Ms. Ludwig is right on both counts: it does sound coldhearted to think of your father's or mother's money as your money, and it is true that people do it all the time. Of course, adult children can also be legitimately concerned that someone might be taking advantage of their parent, especially if the parent is widowed, lonely, in poor health, or otherwise vulnerable.

No matter what their motives, adult children are increasingly unwilling to sit on the sidelines hoping and praying that mom or dad's new spouse isn't a gold-digging con artist. One way or another, they're likely to make their feelings known, often to the annoyance of both the parent and the prospective stepparent. Family relationships can become strained, to say the least. Stepparents will sometimes get the silent treatment from suspicious stepchildren, and parents have been known to disinherit children for expressing their opinions too bluntly.

I'm not saying that older parents should necessarily take orders from their children, but they should anticipate that a late-in-life remarriage can trigger all sorts of fears, tensions, and even hostilities. The best way to defuse the tensions before they explode is to have a prenuptial agreement that specifies in no uncertain terms not only who gets what in the event of divorce, but who gets what in the event of death.

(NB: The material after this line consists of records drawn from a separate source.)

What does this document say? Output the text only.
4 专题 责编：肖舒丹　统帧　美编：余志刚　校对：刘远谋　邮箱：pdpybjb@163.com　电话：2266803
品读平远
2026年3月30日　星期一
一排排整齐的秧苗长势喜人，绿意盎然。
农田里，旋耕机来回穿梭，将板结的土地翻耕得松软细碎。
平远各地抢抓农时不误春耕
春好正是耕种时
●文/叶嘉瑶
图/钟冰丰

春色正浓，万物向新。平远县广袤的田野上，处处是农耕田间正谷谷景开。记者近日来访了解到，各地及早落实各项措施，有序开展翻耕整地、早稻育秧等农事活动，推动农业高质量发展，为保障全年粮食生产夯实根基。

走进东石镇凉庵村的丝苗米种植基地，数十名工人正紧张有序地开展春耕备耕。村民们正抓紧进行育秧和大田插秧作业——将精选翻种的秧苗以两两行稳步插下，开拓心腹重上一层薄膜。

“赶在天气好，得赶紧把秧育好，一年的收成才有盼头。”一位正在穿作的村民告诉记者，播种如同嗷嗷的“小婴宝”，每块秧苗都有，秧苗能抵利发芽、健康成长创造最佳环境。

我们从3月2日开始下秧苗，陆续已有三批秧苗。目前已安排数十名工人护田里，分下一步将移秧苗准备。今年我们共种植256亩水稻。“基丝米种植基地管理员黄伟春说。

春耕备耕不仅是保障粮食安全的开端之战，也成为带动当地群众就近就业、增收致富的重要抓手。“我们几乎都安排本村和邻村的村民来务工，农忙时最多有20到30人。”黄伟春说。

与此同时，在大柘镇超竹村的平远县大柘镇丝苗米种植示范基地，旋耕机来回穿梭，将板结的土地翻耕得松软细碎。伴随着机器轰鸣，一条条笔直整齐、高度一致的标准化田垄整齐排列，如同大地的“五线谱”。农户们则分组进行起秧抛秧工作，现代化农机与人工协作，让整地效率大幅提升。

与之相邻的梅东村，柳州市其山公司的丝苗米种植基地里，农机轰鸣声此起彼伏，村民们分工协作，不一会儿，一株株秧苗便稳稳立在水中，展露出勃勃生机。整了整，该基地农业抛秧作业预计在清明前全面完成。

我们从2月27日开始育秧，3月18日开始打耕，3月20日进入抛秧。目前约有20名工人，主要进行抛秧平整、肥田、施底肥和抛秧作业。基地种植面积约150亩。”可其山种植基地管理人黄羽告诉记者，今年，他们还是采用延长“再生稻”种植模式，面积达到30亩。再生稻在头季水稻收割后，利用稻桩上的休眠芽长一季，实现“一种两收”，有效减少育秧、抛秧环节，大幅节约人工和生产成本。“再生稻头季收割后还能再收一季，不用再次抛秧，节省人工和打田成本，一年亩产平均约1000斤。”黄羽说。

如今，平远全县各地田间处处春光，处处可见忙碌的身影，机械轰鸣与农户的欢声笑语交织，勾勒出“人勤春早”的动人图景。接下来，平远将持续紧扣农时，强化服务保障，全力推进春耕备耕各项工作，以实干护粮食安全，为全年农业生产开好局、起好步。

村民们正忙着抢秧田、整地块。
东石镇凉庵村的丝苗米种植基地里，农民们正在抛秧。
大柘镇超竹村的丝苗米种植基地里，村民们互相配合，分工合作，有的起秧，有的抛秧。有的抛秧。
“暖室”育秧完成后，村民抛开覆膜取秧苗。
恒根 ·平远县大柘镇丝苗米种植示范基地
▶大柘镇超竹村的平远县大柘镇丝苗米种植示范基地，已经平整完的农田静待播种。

The underlying legal complication is that, without a prenuptial agreement to the contrary, a surviving spouse has a guaranteed, statutory right to inherit approximately one-third of his or her spouse's estate (the exact percentage varies from state to state, but one-third is the most common percentage). The law calls this the "elective share". It doesn't matter if the decedent had only been married a month, or had verbally promised his seven kids from his first marriage that they would get everything. It doesn't even matter if he had left a will leaving everything to his kids. The spouse still gets the one-third elective share---even more, if the decedent had a will leaving a bigger share to the spouse.

A properly-drafted prenuptial agreement can not only itemize all of the assets that each party is bringing into the marriage, but can specify that, upon a party's death, those "separate" assets that still remain intact will not be inherited by the surviving spouse. The prenup in essence specifies that each spouse waives in advance his or her elective share.

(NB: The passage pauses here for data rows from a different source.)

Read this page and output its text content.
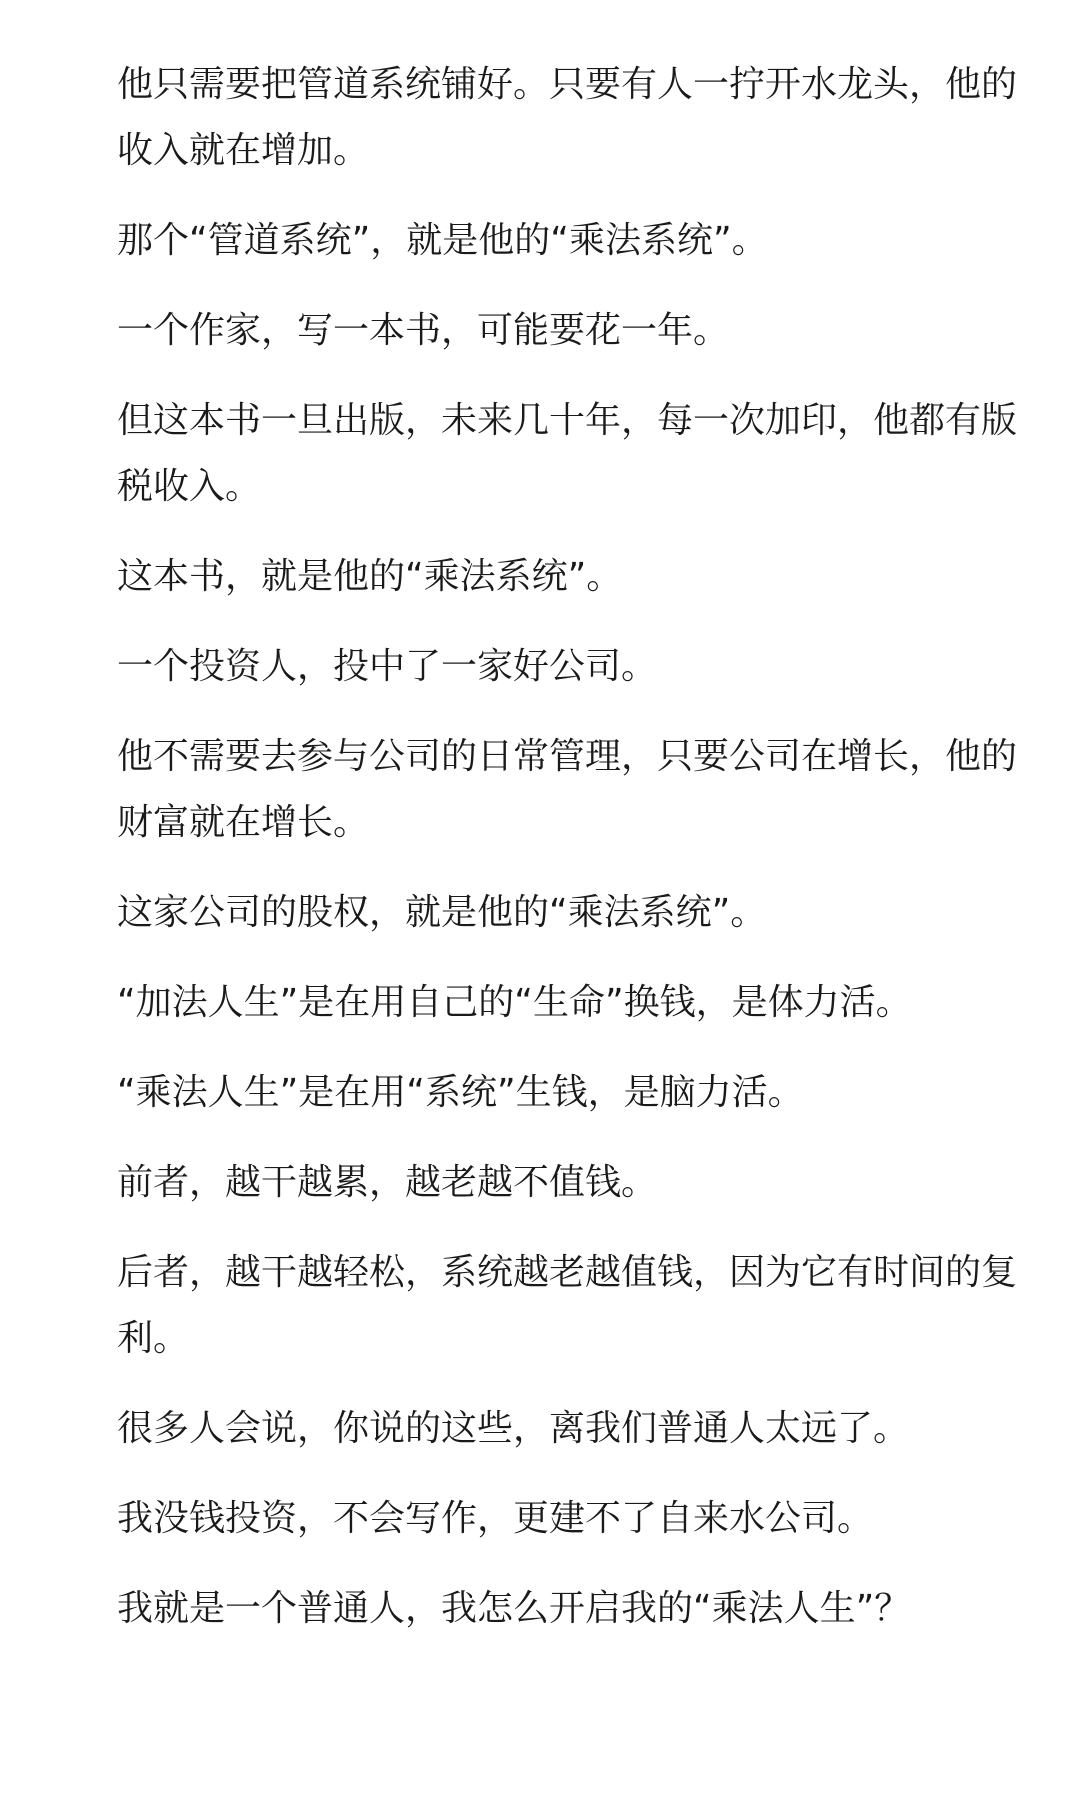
他只需要把管道系统铺好。只要有人一拧开水龙头，他的收入就在增加。

那个“管道系统”，就是他的“乘法系统”。

一个作家，写一本书，可能要花一年。

但这本书一旦出版，未来几十年，每一次加印，他都有版税收入。

这本书，就是他的“乘法系统”。

一个投资人，投中了一家好公司。

他不需要去参与公司的日常管理，只要公司在增长，他的财富就在增长。

这家公司的股权，就是他的“乘法系统”。

“加法人生”是在用自己的“生命”换钱，是体力活。

“乘法人生”是在用“系统”生钱，是脑力活。

前者，越干越累，越老越不值钱。

后者，越干越轻松，系统越老越值钱，因为它有时间的复利。

很多人会说，你说的这些，离我们普通人太远了。

我没钱投资，不会写作，更建不了自来水公司。

我就是一个普通人，我怎么开启我的“乘法人生”？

To ensure that the money or assets that are not going to the surviving spouse actually go to the kids (or to whoever the decedent wants them to go to), it's vital to have a will that is consistent with the prenuptial agreement. It may also be necessary to scrutinize life insurance policies, annuities, 401(k) plans, and anything else that has a payout procedure upon death. There may be additional forms or other documents needed to prevent the surviving spouse from automatically becoming the sole beneficiary of those policies and plans.

Because of the potential complexities, second-marriage prenups should not be drawn up in a vacuum, but should be part of a consistent estate plan. Thus, the parties need to consult attorneys who are experienced not only in domestic relations law, but in taxation, pensions, and other estate planning issues.

Once all of that is done, the new husband and wife will still have to decide what to tell their respective children about the documents they have just signed. My guess is that the majority of people would say nothing, unless the kids had clearly expessed their concerns; most people are simply uncomfortable discussing their finances with their kids. That's sad, because adult children aren't normally demanding to see tax returns, bank statements, and other financial specifics. They just want a general outline of what to expect when the parent dies. And that's what I would give them. I might also want to say that attorney so-and-so prepared the prenup and the other documents, and that he or she has either the originals or copies of them. That way, you're minimizing any fears of the documents being destroyed or conveniently misplaced by the stepparent.

Like any marriage, a late-in-life marriage will always have its challenges. But addressing the universal---if not always spoken---fears of the adult children will go a long way toward ensuring that the marriage gets off to a good start.